Denton keeps telling himself that things are going to change, particularly with his wife and kids, who moved away from town. Where Zeltserman really excels is in showing how easy it is to stray from the straight and narrow. Denton can't quite say no to a friend with cocaine, the young woman who comes on to him at a bar, the fraudulent pension that he's offered. To make matters worse, everyone's out to get him, from the scarred DA to mobsters who think he may have burned them. Even his parents seem to be against him.
It seems the best thing he could do is move out of this small town where everybody knows everybody, but he seems bent on finding some kind of redemption. He's utterly aware of the damage he has caused, but convinced he can make things better for at least some of the people he has wronged, and save himself in the process.

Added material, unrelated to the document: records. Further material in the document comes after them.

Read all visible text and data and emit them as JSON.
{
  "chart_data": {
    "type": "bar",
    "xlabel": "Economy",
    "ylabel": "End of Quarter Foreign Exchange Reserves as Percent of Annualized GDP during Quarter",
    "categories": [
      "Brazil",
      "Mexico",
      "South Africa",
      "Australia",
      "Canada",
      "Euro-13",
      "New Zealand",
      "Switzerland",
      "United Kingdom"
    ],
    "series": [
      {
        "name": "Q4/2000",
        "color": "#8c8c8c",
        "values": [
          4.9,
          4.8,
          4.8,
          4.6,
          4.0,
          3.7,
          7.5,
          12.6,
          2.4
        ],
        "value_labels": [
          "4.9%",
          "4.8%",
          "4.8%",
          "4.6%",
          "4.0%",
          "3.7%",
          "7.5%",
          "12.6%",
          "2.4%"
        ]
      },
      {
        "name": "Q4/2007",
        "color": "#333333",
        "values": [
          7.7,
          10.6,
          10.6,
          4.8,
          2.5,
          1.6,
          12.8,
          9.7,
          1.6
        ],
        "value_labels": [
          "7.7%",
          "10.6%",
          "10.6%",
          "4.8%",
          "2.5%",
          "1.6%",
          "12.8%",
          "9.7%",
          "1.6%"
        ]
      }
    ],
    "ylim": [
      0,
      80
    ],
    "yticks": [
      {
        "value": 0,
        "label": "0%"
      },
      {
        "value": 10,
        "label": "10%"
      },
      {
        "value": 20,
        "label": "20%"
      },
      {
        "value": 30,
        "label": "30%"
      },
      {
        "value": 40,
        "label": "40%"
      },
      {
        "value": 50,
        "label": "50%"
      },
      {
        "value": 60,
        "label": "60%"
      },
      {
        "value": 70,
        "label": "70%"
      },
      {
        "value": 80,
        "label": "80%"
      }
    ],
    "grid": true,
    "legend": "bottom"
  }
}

At the same time, as his ex-wife correctly tells him that he's always taking the easy way out of things, "Small Crimes" is best when dealing with that push and pull of motivation. Denton seems to have a strong, moral center as he steadfastly refuses to kill a mobster whose deathbed conversion to God might implicate Denton and the local sheriff, who gives him the choice of killing either the mobster or the DA. Still, Denton isn't above making compromises to save his own skin, including how he justifies putting innocent people in harm's way.
Not everything about the book reads true. Would someone as smart as Denton is - his college board scores were astronomical - have settled for such a low-life existence, particularly someone as narcissistic as Denton? And why doesn't he petition for a change of address? Anyone can see that any chance of normalcy, never mind redemption, isn't going to happen in this town.
But then the capacity to fool ourselves isn't necessarily tied to intellect. Self-deception leads to many a crime, small or large. It may be going too far to say Joe Denton is an everyman, but Zeltserman succeeds in making him an all too recognizable flawed protagonist.